Ich habe mir vorgenommen, es Shane heute zu sagen. Ich weiß noch nicht genau, wie ich das anstellen soll, aber ich kann ihn nicht weiter anlügen, nicht nachdem, was ich in den letzten Tagen alles erfahren habe.

Aber ich habe Angst. Shane und ich sind wie Fremde geworden und ich habe seine Stimme schon einige Monate nicht mehr gehört (was nicht zuletzt auch zum Teil seine Schuld war, er hätte genauso gut anrufen können). Trotzdem habe ich Angst, dass er ausrastet oder sowas. Ich würde es ihm nicht verübeln, ich habe es mir bei ziemlich vielen Menschen versaut und er steht auf dieser Liste ganz oben.

Ich wünschte bloß, ich hätte es früher gewusst. Ich hätte einiges anders gemacht. Ich wäre eine bessere Schwester gewesen und eine bessere Tochter.

Was mache ich, wenn er mir nicht verzeiht? Wenn er mich für den Rest meines Lebens hasst?

Mara sagt immer, dass Menschen, die lieben, vergeben können. Einmal. Vielleicht zweimal. Aber ich habe öfter Scheiße gebaut und ich habe zum ersten Mal in meinem Leben das Bedürfnis, mich zu entschuldigen - wirklich zu entschuldigen. Ich hoffe, dass Shane das zu schätzen weiß. Eine Entschuldigung ist mehr, als jeder andere Mensch von mir bekommen hätte.

Ich will nicht mehr zulassen, dass die Vergangeheit meine Zukunft definiert. Wenn er mir heute nicht verzeiht, versuche ich es eben morgen wieder. Und wenn er mir morgen nicht verzeiht, versuche ich es übermorgen.

Shane ist mein Bruder und irgendwann wird er mir vergeben müssen, ob er will oder nicht.
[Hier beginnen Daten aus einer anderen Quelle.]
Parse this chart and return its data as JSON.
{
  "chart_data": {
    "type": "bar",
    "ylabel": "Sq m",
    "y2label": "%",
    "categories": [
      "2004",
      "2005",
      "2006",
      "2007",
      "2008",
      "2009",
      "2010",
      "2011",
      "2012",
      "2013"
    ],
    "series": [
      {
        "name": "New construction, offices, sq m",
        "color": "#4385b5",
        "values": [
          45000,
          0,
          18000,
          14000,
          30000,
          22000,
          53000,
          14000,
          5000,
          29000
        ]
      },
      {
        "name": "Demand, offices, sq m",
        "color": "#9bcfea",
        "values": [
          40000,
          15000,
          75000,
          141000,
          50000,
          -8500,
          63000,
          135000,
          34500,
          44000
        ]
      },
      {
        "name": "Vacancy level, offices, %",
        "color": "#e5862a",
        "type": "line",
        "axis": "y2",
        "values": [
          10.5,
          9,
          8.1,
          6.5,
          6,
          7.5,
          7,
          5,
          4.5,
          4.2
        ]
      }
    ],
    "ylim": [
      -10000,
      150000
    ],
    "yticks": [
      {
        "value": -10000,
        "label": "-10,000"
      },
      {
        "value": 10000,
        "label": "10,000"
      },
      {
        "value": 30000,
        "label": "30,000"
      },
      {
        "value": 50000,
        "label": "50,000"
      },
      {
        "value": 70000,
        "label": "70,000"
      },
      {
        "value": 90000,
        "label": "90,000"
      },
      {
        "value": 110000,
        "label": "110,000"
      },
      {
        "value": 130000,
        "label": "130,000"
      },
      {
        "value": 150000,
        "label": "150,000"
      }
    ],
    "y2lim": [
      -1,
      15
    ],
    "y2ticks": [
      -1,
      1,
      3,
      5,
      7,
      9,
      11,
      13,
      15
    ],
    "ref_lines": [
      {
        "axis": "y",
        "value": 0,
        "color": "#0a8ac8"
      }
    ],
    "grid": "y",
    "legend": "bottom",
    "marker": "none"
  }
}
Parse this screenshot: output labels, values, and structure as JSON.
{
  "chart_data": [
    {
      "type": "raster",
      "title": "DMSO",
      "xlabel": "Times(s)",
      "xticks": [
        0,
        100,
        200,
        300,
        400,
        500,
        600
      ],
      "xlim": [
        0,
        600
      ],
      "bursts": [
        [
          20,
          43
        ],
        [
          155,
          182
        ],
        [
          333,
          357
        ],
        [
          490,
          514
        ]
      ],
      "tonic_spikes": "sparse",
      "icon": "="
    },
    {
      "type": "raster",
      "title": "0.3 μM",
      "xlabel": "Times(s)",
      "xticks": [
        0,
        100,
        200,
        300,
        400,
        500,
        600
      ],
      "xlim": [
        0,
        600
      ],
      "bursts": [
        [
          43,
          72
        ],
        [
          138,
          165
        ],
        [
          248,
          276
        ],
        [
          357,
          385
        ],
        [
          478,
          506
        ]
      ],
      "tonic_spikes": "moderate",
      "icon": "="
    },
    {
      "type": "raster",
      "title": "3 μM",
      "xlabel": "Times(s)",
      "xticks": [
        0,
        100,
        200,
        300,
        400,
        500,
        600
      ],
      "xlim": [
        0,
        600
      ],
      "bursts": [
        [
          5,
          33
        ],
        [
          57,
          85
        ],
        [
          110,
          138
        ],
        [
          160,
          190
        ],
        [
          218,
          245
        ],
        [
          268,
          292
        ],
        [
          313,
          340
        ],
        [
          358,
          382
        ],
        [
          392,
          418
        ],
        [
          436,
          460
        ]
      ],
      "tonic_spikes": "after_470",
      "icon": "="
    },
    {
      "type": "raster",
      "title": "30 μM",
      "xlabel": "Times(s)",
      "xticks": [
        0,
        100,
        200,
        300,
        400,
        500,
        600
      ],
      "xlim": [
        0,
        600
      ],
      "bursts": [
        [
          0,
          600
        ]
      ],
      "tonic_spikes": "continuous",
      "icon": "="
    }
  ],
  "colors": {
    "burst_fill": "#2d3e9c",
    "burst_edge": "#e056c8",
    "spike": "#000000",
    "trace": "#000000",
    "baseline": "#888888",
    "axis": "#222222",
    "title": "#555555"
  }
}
Ich schluckte. Was sollte das bedeuten?

Sally hatte Angst vor Shanes Reaktion. Vor seiner Reaktion auf was? Und war sie noch dazu gekommen, es Shane zu sagen?

Ich seufzte frustriert. So viele Fragen auf einmal und nichts davon ließ mich klarer auf die Sache blicken.
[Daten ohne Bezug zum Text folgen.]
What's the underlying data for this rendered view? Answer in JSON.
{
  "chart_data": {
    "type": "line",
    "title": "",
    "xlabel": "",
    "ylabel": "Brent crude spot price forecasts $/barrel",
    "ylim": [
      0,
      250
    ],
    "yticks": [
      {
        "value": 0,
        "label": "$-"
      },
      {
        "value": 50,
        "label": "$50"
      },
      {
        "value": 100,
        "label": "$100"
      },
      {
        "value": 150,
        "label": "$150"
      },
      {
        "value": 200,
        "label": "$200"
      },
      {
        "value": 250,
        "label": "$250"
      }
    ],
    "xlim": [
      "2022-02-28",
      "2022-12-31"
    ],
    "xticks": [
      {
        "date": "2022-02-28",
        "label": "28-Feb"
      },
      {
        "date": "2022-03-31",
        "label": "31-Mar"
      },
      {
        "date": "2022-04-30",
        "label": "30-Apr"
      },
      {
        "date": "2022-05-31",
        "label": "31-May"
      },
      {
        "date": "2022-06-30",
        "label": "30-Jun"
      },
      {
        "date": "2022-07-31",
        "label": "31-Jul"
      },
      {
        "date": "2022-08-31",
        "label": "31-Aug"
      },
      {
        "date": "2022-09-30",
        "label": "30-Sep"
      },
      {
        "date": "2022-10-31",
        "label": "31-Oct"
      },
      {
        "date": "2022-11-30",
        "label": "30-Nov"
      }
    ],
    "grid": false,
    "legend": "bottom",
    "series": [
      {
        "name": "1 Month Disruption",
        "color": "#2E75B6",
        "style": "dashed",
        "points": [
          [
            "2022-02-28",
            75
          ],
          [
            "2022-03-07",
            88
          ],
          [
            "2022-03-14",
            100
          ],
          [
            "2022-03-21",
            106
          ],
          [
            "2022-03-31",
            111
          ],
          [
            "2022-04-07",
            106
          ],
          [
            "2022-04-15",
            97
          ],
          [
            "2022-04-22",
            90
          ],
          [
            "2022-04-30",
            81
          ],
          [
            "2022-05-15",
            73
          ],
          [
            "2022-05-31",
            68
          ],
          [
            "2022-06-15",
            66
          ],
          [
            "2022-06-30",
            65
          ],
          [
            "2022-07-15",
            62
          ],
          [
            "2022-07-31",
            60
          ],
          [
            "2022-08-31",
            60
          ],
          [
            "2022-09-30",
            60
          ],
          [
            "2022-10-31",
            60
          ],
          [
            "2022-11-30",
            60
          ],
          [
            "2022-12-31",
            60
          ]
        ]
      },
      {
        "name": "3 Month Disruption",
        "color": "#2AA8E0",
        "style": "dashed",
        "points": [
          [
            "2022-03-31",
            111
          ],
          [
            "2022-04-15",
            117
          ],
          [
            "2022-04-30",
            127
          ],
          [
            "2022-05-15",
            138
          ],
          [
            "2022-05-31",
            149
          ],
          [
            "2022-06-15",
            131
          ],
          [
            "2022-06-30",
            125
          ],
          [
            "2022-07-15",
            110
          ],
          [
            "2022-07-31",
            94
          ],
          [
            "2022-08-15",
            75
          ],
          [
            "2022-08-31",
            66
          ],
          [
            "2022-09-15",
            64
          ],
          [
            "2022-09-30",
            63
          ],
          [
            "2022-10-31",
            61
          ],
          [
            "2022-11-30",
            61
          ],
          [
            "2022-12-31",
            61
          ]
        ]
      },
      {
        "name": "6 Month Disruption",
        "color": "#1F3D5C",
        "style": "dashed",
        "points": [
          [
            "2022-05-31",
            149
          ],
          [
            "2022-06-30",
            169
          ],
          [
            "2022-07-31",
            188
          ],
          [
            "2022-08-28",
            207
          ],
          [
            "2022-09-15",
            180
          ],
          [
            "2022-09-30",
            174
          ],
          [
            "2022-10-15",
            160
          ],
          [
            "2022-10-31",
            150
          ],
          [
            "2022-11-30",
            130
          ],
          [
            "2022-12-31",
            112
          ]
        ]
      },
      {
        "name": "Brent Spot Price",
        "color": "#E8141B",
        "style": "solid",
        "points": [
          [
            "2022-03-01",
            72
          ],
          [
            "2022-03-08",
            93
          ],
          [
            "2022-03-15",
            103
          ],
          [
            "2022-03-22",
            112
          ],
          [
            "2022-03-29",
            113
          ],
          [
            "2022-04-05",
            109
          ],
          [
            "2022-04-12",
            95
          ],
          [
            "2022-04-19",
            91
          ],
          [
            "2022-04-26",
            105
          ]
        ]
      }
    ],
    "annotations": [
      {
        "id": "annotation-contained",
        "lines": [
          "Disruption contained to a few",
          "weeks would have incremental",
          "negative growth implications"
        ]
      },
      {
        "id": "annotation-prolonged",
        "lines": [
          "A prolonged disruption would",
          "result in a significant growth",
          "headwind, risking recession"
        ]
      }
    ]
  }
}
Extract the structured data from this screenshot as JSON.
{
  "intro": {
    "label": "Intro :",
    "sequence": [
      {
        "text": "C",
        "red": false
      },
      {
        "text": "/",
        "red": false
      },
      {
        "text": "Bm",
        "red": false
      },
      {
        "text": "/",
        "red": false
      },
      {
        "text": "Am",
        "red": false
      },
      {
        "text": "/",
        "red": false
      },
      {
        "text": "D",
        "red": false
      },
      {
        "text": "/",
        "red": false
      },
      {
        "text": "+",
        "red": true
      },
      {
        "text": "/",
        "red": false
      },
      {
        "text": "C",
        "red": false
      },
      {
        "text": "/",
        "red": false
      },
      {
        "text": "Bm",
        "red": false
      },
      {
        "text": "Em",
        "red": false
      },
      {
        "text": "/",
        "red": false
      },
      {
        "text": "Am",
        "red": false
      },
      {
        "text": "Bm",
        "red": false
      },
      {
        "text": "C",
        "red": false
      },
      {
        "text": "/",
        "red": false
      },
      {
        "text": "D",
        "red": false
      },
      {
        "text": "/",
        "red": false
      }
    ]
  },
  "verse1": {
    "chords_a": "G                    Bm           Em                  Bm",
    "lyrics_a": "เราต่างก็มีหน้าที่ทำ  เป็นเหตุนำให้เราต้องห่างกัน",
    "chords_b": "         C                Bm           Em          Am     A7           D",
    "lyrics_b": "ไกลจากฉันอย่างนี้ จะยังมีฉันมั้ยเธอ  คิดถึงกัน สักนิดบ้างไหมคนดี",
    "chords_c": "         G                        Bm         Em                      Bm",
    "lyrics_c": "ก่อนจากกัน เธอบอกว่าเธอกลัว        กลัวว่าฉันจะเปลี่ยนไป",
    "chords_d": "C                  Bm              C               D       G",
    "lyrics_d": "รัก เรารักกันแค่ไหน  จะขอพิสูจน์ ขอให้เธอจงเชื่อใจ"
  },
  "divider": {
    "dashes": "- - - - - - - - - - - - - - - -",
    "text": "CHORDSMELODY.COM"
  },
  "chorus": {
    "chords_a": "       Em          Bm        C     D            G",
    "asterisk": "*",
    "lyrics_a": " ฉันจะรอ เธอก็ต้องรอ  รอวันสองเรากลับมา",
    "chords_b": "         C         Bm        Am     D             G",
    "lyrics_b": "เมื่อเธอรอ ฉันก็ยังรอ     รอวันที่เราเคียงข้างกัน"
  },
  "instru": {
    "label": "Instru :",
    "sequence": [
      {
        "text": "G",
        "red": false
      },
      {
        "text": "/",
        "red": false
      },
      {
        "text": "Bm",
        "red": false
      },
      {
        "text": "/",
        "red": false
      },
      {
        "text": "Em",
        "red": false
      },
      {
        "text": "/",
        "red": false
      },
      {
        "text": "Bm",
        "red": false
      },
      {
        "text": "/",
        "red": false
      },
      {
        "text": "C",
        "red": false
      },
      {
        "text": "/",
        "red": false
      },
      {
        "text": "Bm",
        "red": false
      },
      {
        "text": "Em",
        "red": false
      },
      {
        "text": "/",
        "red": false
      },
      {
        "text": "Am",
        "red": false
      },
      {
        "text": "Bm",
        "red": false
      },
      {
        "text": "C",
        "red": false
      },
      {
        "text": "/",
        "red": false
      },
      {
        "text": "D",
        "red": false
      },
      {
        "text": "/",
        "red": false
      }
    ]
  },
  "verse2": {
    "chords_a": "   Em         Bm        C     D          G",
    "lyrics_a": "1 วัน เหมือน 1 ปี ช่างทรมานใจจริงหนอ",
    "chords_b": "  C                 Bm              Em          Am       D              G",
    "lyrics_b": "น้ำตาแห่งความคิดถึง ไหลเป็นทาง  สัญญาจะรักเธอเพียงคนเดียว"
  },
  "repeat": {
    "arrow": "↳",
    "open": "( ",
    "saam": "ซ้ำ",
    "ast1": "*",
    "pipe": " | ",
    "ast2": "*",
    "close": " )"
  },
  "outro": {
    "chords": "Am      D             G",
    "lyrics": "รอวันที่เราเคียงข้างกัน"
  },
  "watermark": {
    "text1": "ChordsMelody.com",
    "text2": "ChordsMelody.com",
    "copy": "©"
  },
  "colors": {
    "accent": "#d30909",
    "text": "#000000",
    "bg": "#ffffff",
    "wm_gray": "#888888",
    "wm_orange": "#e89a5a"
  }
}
Nur bei einem Satz stutzte ich.

Wenn er mir heute nicht verzeiht, versuche ich es eben morgen wieder.

Das war am Tag ihres Todes entstanden. Ein ungutes Gefühl kroch meine Kehle hinauf und brachte meinen Bauch zum Rumoren.
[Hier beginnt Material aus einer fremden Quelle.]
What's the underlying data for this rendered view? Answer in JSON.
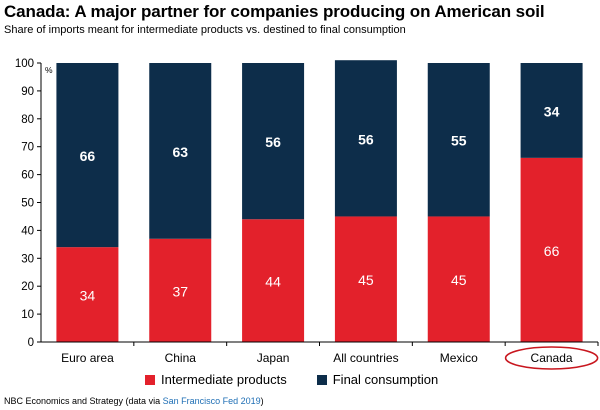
{
  "title": "Canada: A major partner for companies producing on American soil",
  "subtitle": "Share of imports meant for intermediate products vs. destined to final consumption",
  "footer": {
    "text": "NBC Economics and Strategy (data via ",
    "link": "San Francisco Fed 2019",
    "close": ")"
  },
  "chart_data": {
    "type": "bar",
    "stacked": true,
    "categories": [
      "Euro area",
      "China",
      "Japan",
      "All countries",
      "Mexico",
      "Canada"
    ],
    "series": [
      {
        "name": "Intermediate products",
        "values": [
          34,
          37,
          44,
          45,
          45,
          66
        ],
        "color": "#e3212b"
      },
      {
        "name": "Final consumption",
        "values": [
          66,
          63,
          56,
          56,
          55,
          34
        ],
        "color": "#0d2d4a"
      }
    ],
    "ylim": [
      0,
      100
    ],
    "yticks": [
      0,
      10,
      20,
      30,
      40,
      50,
      60,
      70,
      80,
      90,
      100
    ],
    "ylabel": "%",
    "highlight": "Canada",
    "highlight_color": "#c8161e",
    "grid": false,
    "legend_position": "bottom"
  }
}
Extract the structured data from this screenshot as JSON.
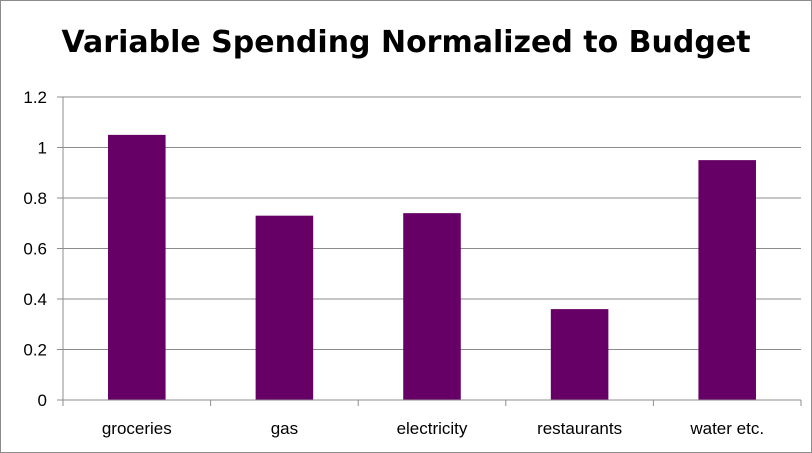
{
  "chart_data": {
    "type": "bar",
    "title": "Variable Spending Normalized to Budget",
    "categories": [
      "groceries",
      "gas",
      "electricity",
      "restaurants",
      "water etc."
    ],
    "values": [
      1.05,
      0.73,
      0.74,
      0.36,
      0.95
    ],
    "ylim": [
      0,
      1.2
    ],
    "yticks": [
      0,
      0.2,
      0.4,
      0.6,
      0.8,
      1,
      1.2
    ],
    "ytick_labels": [
      "0",
      "0.2",
      "0.4",
      "0.6",
      "0.8",
      "1",
      "1.2"
    ],
    "xlabel": "",
    "ylabel": "",
    "grid": true,
    "legend": "none",
    "bar_color": "#660066",
    "grid_color": "#8c8c8c"
  }
}
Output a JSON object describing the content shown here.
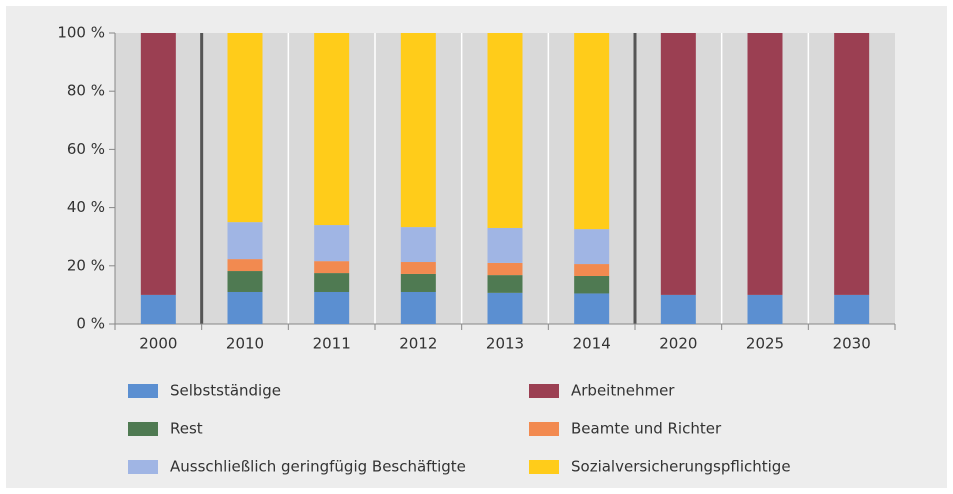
{
  "chart_data": {
    "type": "stacked-bar",
    "categories": [
      "2000",
      "2010",
      "2011",
      "2012",
      "2013",
      "2014",
      "2020",
      "2025",
      "2030"
    ],
    "series": [
      {
        "name": "Selbstständige",
        "color": "#5b8fd1",
        "values": [
          10,
          11,
          11,
          11,
          10.7,
          10.5,
          10,
          10,
          10
        ]
      },
      {
        "name": "Rest",
        "color": "#4f7a52",
        "values": [
          null,
          7.2,
          6.5,
          6.2,
          6.1,
          6,
          null,
          null,
          null
        ]
      },
      {
        "name": "Beamte und Richter",
        "color": "#f28a50",
        "values": [
          null,
          4.1,
          4.1,
          4.1,
          4.2,
          4.1,
          null,
          null,
          null
        ]
      },
      {
        "name": "Ausschließlich geringfügig Beschäftigte",
        "color": "#a0b5e4",
        "values": [
          null,
          12.7,
          12.4,
          12,
          12,
          12,
          null,
          null,
          null
        ]
      },
      {
        "name": "Sozialversicherungspflichtige",
        "color": "#ffcc1a",
        "values": [
          null,
          65,
          66,
          66.7,
          67,
          67.4,
          null,
          null,
          null
        ]
      },
      {
        "name": "Arbeitnehmer",
        "color": "#9b3f52",
        "values": [
          90,
          null,
          null,
          null,
          null,
          null,
          90,
          90,
          90
        ]
      }
    ],
    "ylim": [
      0,
      100
    ],
    "yticks": [
      {
        "value": 0,
        "label": "0 %"
      },
      {
        "value": 20,
        "label": "20 %"
      },
      {
        "value": 40,
        "label": "40 %"
      },
      {
        "value": 60,
        "label": "60 %"
      },
      {
        "value": 80,
        "label": "80 %"
      },
      {
        "value": 100,
        "label": "100 %"
      }
    ]
  }
}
Dieser Text klang nicht unbedingt so, als hätte Sally vorgehabt, sich umzubringen. Sie war fest entschlossen, die Sache zwischen ihr und Shane, was auch immer das sein mochte, in Ordnung zu bringen.

Konnte es sein, dass...

Ich verwarf den Gedanken sofort wieder, zu absurd war er.

Sallys Tod konnte kein Unfall gewesen sein...oder? Sie war die beste Schülerin im Jahrgang, sie wusste genau, wie man Tabletten dosieren musste, damit man nicht an einer Überdosis starb. Und außerdem nahm Sally gar keine Tabletten. Wo hatte sie die überhaupt her?

Ich rieb mir die Schläfen und schob das Tagebuch unter meine Matratze.

Ich würde hier nicht weiterkommen. Ich ging jedes Mal einen Schritt zurück, wenn ich etwas Neues herausfand. Hatte Sally sich jetzt umgebracht oder nicht? Selbst die grundlegendste Frage konnte ich nicht klären und jetzt konnte ich nicht einmal mehr Shane zu Rate ziehen.

Was ich jetzt dringend brauchte, war Ablenkung. Zu dumm, dass Sally die einzige Freundin gewesen war, die ich je gehabt hatte. Naja, wenn man Leeroy und Johnny mal außer Acht ließ, die ja eher Shanes Freunde gewesen waren als meine.

Ich griff nach meinem Handy, das noch an der Ladung hing, und gleich drei entgangene Anrufe erschienen auf meinem Handybildschirm.